I was watching Esso’s Sophie’s Story the other day. It’s a fine example of a ‘brand story’ advertising: beautifully shot, with the lightest of touches on the product placement – and just a bit dull. Because it’s missing some key elements that, you know, make a story a story.
Which made me think, dammit brand and marketing folk, we need to get better at talking about stories.
I don’t mean that we need to be better at evangelising about the power of stories. At the last count, there were only 137 people left on the entire planet who hadn’t heard that brands that harness the power of storytelling are perceived as smarter, sexier and as having better teeth. No, I mean we need to get better at talking about the nuts and bolts of how stories work, better at helping our clients (and perhaps ourselves) be ‘fluent in story’. If we don’t, YouTube might collapse under the weight of boring narratives.

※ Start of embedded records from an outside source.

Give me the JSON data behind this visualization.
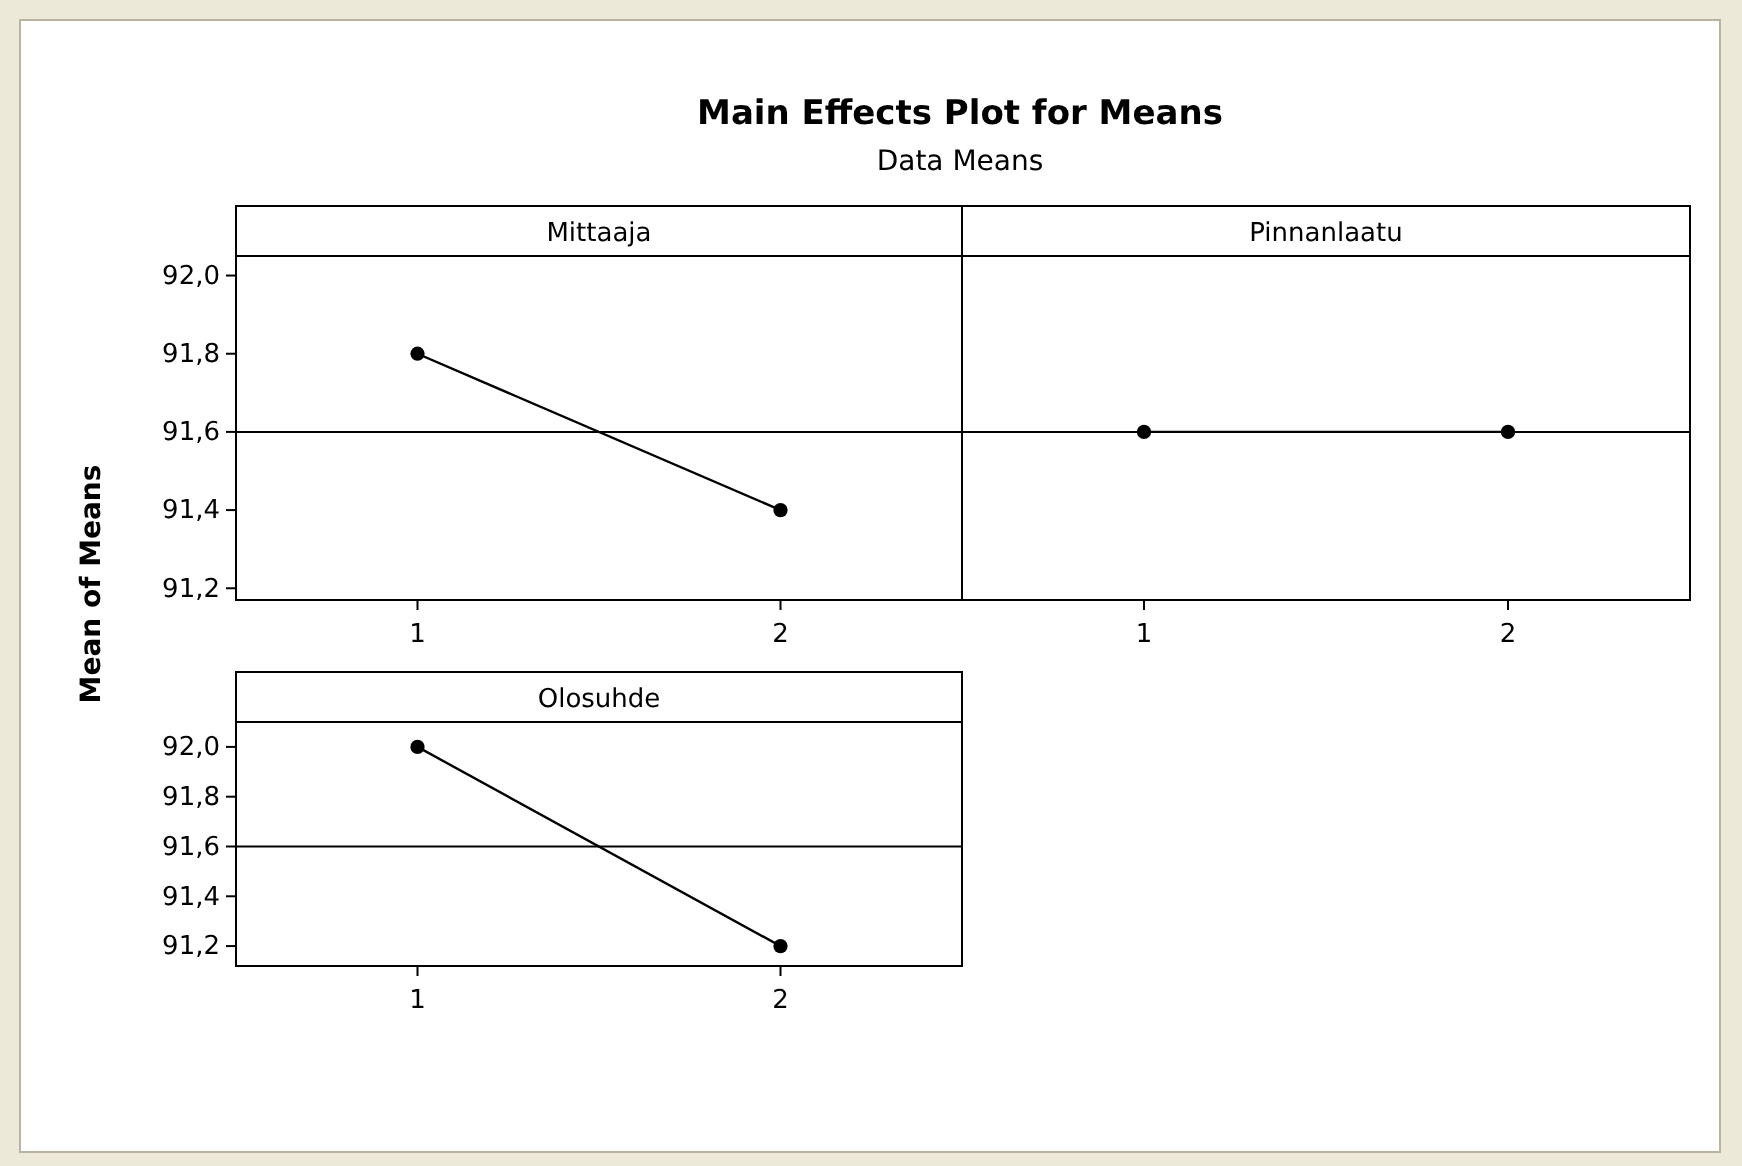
{
  "chart_data": [
    {
      "type": "line",
      "title": "Main Effects Plot for Means",
      "subtitle": "Data Means",
      "ylabel": "Mean of Means",
      "xlabel": "Mittaaja",
      "categories": [
        "1",
        "2"
      ],
      "series": [
        {
          "color": "#000000",
          "values": [
            91.8,
            91.4
          ]
        }
      ],
      "ylim": [
        91.17,
        92.05
      ],
      "yticks": [
        {
          "value": 91.2,
          "label": "91,2"
        },
        {
          "value": 91.4,
          "label": "91,4"
        },
        {
          "value": 91.6,
          "label": "91,6"
        },
        {
          "value": 91.8,
          "label": "91,8"
        },
        {
          "value": 92,
          "label": "92,0"
        }
      ],
      "ref_lines": [
        {
          "axis": "y",
          "value": 91.6,
          "color": "#000000"
        }
      ],
      "marker": "circle",
      "line_style": "solid"
    },
    {
      "type": "line",
      "xlabel": "Pinnanlaatu",
      "categories": [
        "1",
        "2"
      ],
      "series": [
        {
          "color": "#000000",
          "values": [
            91.6,
            91.6
          ]
        }
      ],
      "ylim": [
        91.17,
        92.05
      ],
      "ref_lines": [
        {
          "axis": "y",
          "value": 91.6,
          "color": "#000000"
        }
      ],
      "marker": "circle",
      "line_style": "solid",
      "tick_labels": "x"
    },
    {
      "type": "line",
      "xlabel": "Olosuhde",
      "categories": [
        "1",
        "2"
      ],
      "series": [
        {
          "color": "#000000",
          "values": [
            92.0,
            91.2
          ]
        }
      ],
      "ylim": [
        91.12,
        92.1
      ],
      "yticks": [
        {
          "value": 91.2,
          "label": "91,2"
        },
        {
          "value": 91.4,
          "label": "91,4"
        },
        {
          "value": 91.6,
          "label": "91,6"
        },
        {
          "value": 91.8,
          "label": "91,8"
        },
        {
          "value": 92,
          "label": "92,0"
        }
      ],
      "ref_lines": [
        {
          "axis": "y",
          "value": 91.6,
          "color": "#000000"
        }
      ],
      "marker": "circle",
      "line_style": "solid"
    }
  ]
}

And it should be totally do-able. If you think, most of us have become fluent in the language of project management: I know my SWOT analysis from my Gantt chart, and I wouldn’t dream of leaving a meeting without assigning actions and agreeing next steps. Once, I didn’t know these terms. Now, they’re just part of how I talk about getting things done.

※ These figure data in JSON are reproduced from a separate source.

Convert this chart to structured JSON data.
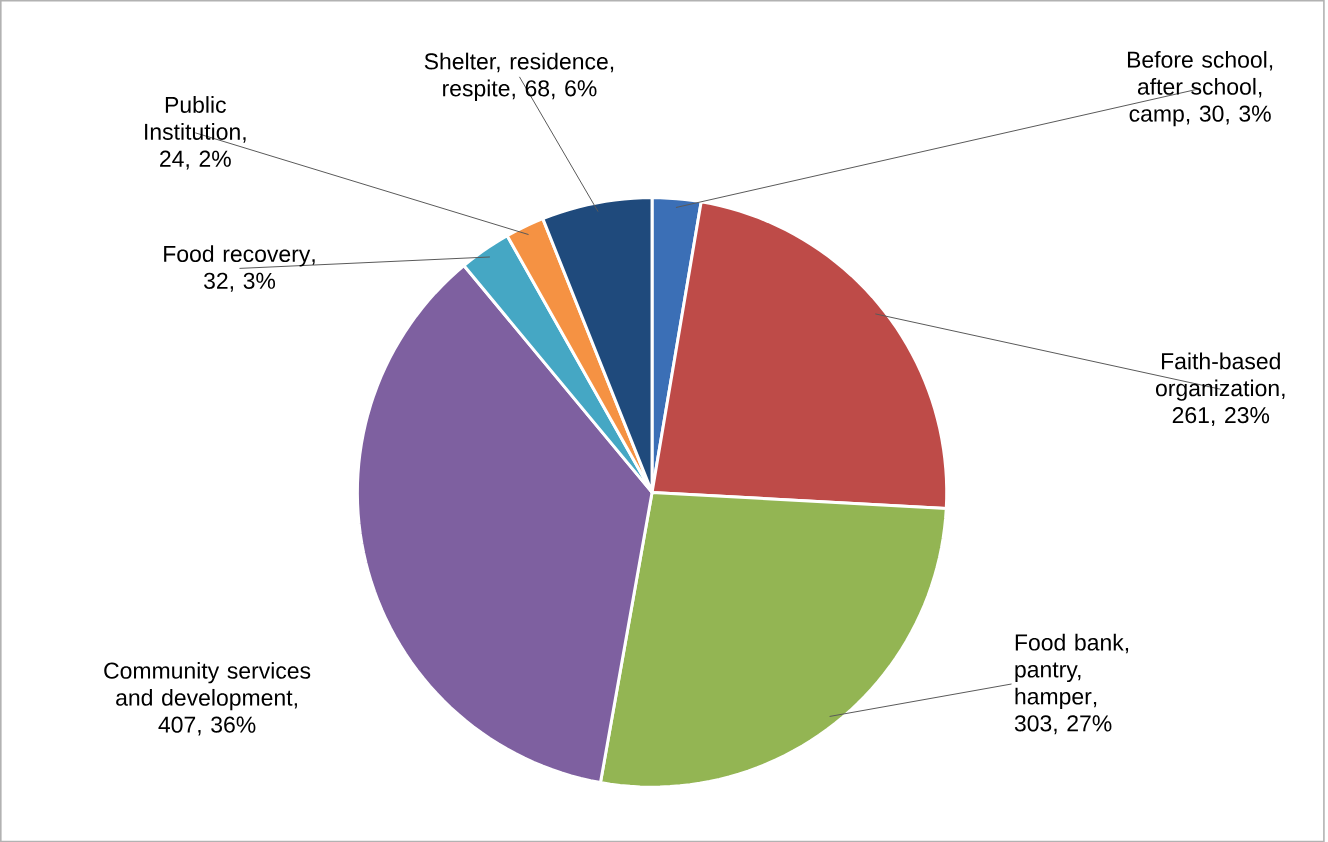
{
  "chart_data": {
    "type": "pie",
    "categories": [
      "Before school, after school, camp",
      "Faith-based organization",
      "Food bank, pantry, hamper",
      "Community services and development",
      "Food recovery",
      "Public Institution",
      "Shelter, residence, respite"
    ],
    "values": [
      30,
      261,
      303,
      407,
      32,
      24,
      68
    ],
    "value_labels": [
      ", 30, 3%",
      ", 261, 23%",
      ", 303, 27%",
      ", 407, 36%",
      ", 32, 3%",
      ", 24, 2%",
      ", 68, 6%"
    ],
    "colors": [
      "#3b6fb6",
      "#be4b48",
      "#93b553",
      "#7e60a0",
      "#45a7c4",
      "#f59243",
      "#1f4a7c"
    ]
  }
}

If we could all speak as fluently about, say, a story’s need for forces of antagonism, or where a story’s turning points are, the same would be true of stories – we’d have a shared language to help ourselves and our clients work out what our stories need.
So let’s start talking more explicitly about how stories work. If project managers can get us all talking their language, we can get business fluent in Story.
Which might mean fewer dull stories. And then, of course, we would all live happily ever after.
Full disclaimer: I run an online course called Story for Business, together with John Yorke, author of Into the Woods: How Stories Work and Why we Tell Them. He was also Head of Drama at Channel 4. If anyone knows how to talk about stories, it’s him. (He’s a terrible project manager, though.)